Monday, September 14, 2009

Yes, He Said It Right

I'm been asked maybe 10,000 times, what is your position on Obama's health care plans? Well, I'm not a doctor, insurance or politician, but I can tell you that it makes no sense to let government have its greedy hands on anything. My main sticky point is this: The money that Obama wants to make available is mind-blogging, insane. Tweak the current programs, but for God's sake, don't spend any more money in the magnitude he's talking about, a trillion, trillion and a half or even three or four, five or six trillion. What's a couple of trillion dollars to a liberal? Well, one doctor has said it pretty well in USA Today: he starts out with this declaration -- My medical oath requires no government oversight. Put simply, he says, "We (doctors) already have our moral directive. And, at the risk of contridicting our President, we have one incentive, too: the patient. I am guided by egalitarian principles. I was taught in medical school and residency to treat all patients the same, regardless of income level, VIP status, their gender or the color of their skin. My obese patients receive the same level of as my thin patients, my old patients the same as my young patients. I distinguish only in terms of conditions or medical risk, not in terms of demography entitlements. I was trained to never give up hope in curing a patient until hope it truly gone. It requires no government entitlements. My principles run contrary to the idea of meeting with a 65-year-old to discuss specific ways I may withdraw care. Perhaps it's not a death panel, but a measure in one House bill pushes in care in ways that cause me discomfort...." He continues: "I don't receive moral guidance on how to practice medicine from presidential decree." In closing, the doctor said: "It might be good politics to vilify the insurance industry, or drug makers or even doctors.

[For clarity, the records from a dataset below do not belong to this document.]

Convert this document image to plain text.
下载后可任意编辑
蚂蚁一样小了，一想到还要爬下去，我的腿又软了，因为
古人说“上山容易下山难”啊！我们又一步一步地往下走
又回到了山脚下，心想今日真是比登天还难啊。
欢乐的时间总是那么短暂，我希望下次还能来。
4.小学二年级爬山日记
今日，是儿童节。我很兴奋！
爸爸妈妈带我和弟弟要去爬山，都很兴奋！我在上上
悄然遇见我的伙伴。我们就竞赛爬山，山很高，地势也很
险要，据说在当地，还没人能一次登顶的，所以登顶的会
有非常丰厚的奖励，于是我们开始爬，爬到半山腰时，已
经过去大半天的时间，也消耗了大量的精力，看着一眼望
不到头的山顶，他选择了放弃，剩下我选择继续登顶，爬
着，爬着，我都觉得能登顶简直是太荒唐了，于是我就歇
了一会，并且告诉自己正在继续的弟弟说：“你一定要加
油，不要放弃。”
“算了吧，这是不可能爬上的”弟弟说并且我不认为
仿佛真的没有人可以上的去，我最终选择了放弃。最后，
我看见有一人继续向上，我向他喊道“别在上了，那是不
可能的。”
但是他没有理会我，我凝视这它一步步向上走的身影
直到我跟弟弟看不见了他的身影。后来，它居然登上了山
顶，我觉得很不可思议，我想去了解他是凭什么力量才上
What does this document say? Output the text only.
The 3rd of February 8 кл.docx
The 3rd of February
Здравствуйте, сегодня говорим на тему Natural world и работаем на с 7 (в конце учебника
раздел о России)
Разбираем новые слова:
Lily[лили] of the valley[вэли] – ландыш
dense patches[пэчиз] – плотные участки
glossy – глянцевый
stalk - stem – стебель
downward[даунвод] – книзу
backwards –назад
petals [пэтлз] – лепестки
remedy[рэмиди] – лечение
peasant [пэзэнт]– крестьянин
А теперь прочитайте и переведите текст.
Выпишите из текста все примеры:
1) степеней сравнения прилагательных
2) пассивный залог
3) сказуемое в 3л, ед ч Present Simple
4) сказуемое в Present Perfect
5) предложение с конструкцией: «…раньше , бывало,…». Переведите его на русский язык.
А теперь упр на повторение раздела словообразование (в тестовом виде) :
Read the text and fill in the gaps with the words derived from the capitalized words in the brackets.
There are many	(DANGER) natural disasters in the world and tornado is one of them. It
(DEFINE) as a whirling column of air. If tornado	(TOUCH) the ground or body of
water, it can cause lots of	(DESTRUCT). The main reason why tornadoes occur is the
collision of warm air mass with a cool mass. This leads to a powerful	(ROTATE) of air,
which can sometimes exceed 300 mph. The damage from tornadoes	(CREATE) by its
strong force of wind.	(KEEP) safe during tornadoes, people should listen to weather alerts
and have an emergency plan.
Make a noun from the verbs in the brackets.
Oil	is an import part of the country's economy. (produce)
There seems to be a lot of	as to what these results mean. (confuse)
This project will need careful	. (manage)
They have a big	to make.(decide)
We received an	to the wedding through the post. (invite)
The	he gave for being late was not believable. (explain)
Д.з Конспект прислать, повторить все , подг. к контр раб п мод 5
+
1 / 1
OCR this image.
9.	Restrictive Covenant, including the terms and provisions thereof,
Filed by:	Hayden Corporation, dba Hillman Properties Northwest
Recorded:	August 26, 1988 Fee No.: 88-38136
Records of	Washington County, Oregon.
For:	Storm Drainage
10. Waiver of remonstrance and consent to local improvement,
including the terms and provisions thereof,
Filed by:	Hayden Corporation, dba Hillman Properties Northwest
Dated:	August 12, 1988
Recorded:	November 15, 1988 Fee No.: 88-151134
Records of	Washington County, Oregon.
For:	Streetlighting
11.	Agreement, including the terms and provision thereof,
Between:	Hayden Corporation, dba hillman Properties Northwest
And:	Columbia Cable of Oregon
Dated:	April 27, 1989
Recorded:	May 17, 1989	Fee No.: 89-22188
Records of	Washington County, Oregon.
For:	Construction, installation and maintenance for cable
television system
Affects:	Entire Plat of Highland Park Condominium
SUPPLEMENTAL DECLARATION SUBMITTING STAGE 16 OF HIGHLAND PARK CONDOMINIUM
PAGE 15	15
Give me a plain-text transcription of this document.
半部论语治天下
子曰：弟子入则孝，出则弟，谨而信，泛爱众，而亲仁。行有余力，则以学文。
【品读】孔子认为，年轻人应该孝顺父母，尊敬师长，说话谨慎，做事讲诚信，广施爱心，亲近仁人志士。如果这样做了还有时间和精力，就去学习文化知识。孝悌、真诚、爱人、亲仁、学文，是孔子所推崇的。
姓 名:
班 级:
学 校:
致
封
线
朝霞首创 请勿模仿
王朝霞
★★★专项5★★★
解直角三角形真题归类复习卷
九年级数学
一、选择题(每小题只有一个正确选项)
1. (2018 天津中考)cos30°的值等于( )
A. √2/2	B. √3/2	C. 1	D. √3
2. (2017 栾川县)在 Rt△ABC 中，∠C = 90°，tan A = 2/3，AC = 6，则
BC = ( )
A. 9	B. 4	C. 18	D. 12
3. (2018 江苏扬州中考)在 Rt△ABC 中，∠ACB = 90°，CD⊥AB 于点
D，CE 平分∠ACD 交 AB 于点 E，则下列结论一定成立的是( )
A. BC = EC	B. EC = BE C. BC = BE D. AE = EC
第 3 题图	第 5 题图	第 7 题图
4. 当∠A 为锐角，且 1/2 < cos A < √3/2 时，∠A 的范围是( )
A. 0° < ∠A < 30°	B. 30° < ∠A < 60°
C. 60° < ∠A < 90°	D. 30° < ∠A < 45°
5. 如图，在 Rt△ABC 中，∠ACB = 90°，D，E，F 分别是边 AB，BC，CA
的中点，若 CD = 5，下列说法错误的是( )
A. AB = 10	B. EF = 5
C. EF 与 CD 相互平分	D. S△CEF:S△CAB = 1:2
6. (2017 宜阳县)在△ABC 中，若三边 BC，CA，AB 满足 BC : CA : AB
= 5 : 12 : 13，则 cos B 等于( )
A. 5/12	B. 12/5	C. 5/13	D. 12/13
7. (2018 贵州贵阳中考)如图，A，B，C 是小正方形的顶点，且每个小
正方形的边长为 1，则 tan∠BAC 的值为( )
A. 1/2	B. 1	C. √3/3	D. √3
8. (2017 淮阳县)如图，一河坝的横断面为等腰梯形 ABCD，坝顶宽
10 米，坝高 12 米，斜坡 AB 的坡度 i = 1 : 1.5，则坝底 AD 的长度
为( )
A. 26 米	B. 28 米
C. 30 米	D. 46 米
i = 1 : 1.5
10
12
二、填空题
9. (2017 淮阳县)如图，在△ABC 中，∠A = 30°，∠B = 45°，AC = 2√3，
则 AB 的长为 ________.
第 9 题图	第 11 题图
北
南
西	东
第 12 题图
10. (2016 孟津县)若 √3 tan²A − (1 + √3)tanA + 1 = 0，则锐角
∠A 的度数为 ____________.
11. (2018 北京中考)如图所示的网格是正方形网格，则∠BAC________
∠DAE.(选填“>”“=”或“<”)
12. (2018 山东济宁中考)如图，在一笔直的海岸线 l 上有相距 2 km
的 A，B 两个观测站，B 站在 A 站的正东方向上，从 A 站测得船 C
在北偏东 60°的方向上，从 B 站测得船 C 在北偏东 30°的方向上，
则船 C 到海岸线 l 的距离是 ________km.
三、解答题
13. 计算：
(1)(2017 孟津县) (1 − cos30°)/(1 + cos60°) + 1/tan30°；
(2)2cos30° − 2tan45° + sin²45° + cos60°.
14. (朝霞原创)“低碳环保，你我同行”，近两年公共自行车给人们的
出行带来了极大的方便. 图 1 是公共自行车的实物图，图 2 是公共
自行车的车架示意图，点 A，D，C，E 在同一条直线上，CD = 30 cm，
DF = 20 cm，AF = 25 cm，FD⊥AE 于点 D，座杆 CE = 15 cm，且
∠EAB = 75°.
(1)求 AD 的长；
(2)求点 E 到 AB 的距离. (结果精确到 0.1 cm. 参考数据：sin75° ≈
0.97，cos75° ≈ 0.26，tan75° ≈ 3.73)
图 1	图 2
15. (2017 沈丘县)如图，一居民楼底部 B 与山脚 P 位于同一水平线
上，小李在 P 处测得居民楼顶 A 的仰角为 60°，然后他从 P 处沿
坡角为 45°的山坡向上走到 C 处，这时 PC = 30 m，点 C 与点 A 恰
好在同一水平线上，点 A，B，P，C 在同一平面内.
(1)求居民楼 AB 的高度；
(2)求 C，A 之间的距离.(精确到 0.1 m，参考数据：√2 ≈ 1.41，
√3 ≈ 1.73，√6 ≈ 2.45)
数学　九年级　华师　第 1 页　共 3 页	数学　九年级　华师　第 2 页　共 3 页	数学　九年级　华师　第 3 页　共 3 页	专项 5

But my-way-or-the-highway didn't work so well with the last President. And based on the reaction across America today, it isn't working in this health care debate either." Hooray. I want to hug this doctor and I hope the White House is listening, but I doubt it. Liberals don't listen too well. The doctor putting everything straight is Dr. Marc Siegel, an internist and associate professor of medicine at NYU and a member of USA Today's Board of Contributors.